We Are The Fruits Of The Forest movie review

Cambodian documentary and very occasional feature film director Rithy Panh has become best known in international film festival circles as the essential chronicler of the atrocities his country endured under the Khmer Rouge. In harrowing, sometimes more, sometimes less experimental documentary experiments such as “S 21, the Death Machine of the Khmer Rouge” or “The Missing Picture,” Panh drew a ruthless assessment of the communist reign of terror under the dictator Pol Pot, who ruled in the second half of the 1970s.

With his new documentary “We Are The Fruits Of The Forest”, Panh is now turning to a new topic.
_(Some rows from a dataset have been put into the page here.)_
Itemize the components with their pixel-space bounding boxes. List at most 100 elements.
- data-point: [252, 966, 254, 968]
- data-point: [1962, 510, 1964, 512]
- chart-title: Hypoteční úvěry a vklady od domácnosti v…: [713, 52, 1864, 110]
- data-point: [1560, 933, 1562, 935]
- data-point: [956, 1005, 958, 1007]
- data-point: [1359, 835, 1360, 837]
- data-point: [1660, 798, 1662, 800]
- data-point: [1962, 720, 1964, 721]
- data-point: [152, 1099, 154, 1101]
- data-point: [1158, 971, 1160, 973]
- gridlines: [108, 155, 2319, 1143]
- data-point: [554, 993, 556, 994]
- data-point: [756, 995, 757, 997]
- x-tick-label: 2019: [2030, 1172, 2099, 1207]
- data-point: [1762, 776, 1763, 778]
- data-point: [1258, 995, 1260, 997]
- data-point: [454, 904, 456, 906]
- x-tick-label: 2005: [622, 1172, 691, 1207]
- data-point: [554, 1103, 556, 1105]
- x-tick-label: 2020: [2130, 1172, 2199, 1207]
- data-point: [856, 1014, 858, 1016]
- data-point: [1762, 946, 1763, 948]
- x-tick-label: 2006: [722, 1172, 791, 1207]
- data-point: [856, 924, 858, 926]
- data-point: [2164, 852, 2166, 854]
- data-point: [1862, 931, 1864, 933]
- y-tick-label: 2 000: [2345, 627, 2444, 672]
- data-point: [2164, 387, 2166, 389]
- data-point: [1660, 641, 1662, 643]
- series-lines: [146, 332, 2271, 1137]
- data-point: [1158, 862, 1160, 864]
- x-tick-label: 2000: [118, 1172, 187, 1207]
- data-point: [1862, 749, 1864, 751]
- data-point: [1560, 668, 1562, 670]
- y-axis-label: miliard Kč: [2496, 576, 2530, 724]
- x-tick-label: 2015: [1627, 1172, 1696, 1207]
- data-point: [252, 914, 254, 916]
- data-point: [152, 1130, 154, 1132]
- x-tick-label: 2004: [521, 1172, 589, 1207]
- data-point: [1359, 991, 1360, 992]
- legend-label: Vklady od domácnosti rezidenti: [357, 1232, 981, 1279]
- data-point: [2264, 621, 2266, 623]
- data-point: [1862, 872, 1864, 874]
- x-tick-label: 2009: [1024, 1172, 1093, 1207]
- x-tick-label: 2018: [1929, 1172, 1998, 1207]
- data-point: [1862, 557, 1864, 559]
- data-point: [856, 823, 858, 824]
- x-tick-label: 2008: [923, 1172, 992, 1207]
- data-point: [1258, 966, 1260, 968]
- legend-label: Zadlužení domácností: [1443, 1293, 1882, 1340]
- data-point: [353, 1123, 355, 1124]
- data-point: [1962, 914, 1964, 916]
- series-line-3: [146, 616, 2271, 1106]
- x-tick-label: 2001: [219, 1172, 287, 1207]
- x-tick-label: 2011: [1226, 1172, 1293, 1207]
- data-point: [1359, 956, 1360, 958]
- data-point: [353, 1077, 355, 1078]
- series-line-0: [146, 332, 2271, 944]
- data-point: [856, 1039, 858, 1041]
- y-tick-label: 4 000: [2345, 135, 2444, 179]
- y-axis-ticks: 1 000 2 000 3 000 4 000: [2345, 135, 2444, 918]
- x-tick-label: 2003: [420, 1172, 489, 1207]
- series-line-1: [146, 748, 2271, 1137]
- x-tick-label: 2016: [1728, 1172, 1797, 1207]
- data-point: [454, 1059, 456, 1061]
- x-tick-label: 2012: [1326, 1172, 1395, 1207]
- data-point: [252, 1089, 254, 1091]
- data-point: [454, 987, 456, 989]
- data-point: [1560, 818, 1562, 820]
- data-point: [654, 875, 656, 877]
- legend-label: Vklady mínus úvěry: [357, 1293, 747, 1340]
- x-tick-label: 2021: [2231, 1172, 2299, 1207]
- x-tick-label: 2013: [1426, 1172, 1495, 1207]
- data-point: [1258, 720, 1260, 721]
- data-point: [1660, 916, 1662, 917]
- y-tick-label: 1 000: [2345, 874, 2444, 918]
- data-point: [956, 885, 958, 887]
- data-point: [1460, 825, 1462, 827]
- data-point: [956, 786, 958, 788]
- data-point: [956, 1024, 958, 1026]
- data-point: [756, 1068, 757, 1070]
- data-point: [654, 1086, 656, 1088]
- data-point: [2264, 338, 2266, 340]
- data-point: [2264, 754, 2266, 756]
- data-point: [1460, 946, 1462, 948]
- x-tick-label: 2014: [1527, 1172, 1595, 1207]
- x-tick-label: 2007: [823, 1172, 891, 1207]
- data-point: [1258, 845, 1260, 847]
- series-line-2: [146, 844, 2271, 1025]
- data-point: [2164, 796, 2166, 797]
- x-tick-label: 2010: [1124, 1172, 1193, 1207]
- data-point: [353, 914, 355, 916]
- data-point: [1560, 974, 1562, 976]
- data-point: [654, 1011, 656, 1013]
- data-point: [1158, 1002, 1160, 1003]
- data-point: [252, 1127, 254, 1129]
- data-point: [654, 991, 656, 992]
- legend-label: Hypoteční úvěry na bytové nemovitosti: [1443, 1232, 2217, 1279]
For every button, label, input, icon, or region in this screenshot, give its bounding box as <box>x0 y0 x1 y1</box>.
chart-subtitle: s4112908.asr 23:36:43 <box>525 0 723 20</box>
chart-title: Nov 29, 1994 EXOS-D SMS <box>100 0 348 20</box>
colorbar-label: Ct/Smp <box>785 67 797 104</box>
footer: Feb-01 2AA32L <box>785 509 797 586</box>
The Bunong indigenous population in eastern Cambodia traditionally lives in and with nature and the forests – a way of life that is becoming increasingly impossible in the modern world. The film's narrator, Bunong Pa Kreb, tells us that the laws of the market are not understood there. Sometimes you should grow this, sometimes that: cassava, coffee, rice, rubber trees. And when everything was ready to be harvested, the prices had long since plummeted again. He grows what he is told, says Kreb, and yet he cannot pay off his debts to the bank.

The Bunong are one with the natural world around them - but in the modern world they are forced to participate in the destruction of their own habitat.

The Bunong are one with the natural world around them – but in the modern world they are forced to participate in the destruction of their own habitat.

Rithy Panh accompanies his narrator and his people through their existence for a while, somewhere between ancient customs and modernized ways of working. This includes, for example, the felling of huge trees in the rainforest, which no longer have to be felled by the Bunong men after days of hard work, but are brought down with a chainsaw within minutes and processed into boards and planks directly on site. They are aware that the forest, which is sacred to them and which once marked their habitat as well as the realm of their mythology, continues to shrink and die – they have no alternative to this work of destruction.

“We Are The Fruits Of The Forest” is a pessimistic film. Pa Kreb appears to be an outspoken critic of any modernization, and the gradual disappearance of the Bunong's cultural traditions hurts him deeply. The rituals and working methods of his ancestors are disappearing, as are their spiritual ideas – more and more Bunong are even converting to Christianity and putting up crosses. That's the worst thing of all – at festivals the sound now comes from the boombox instead of the traditional gong instruments, and every pre-modern superstition is appropriately mourned for the loss of its effectiveness.

Documentary filmmaker Rithy Panh often does nothing in “We Are The Fruits Of The Forest” other than watching his protagonists do their work.

Documentary filmmaker Rithy Panh often does nothing in “We Are The Fruits Of The Forest” other than watching his protagonists do their work.

At its core, however, the story that Rithy Panh tells here is primarily an economic one. Once, as Pa Kreb tells it in the voiceover, the forest was everywhere and belonged to no one. The Bunong could plant their fields wherever they wanted, and different forests were dedicated to different purposes. Today everyone owns land as private property, fences are everywhere, and the Bunong are forced to over-cultivate and thus exhaust the little land that is available to them for cultivation. Even the forest of the dead is full and he will no longer be able to be buried there.

Now, these are not entirely new topics, and the decline of traditional ways of life has often been mourned in international (documentary) cinema. “We Are The Fruits Of The Forest” remains captivating for long stretches, probably precisely because its staging remains largely classic. Watching the Bunong at work, or what remains of their customs and rituals, offers a window into a world that is disappearing. Rithy Panh certainly plays with stylistic devices that are already familiar from the more experimental of his earlier works. However, the split screens with which he integrates archive footage of the historical Bunong, filmed by, among others, the French ethnologist Claude Lévi-Strauss, into the film can safely be classified as decorative and do not contribute anything significant to what is depicted.

A picture that poses a mystery

But then there is this one image that keeps flashing like a spotlight and cutting up what is shown. A young woman looks into the camera, her gaze unreadable. What does it express – sadness, anger, fighting spirit? And what exactly lies in this look that captivates Rithy Panh so much that he chooses this image, which remains enigmatic until the end, as the structural element of his film? How can we grasp this almost Barthesian punctum that apparently gripped and carried the filmmaker away? We will have to live with this question, because Panh himself does not resolve it and in the end leaves us alone with this one enigmatic, insistent image.

Conclusion: For his new film, the Cambodian documentary director Rithy Panh leaves the horrors of the Khmer Rouge, of which he has become the most important chronicler over many films, to rest and turns to the indigenous Bunong ethnic group, who live in the Cambodian mountains between tradition and modernity. In “We Are The Fruits Of The Forest” he doesn't tell a new or never-before-formulated conflict, but he does offer compelling insights into a disappearing culture.

We saw “We Are The Fruits Of The Forest” at the Berlinale 2026, where it will be shown in the Forum section.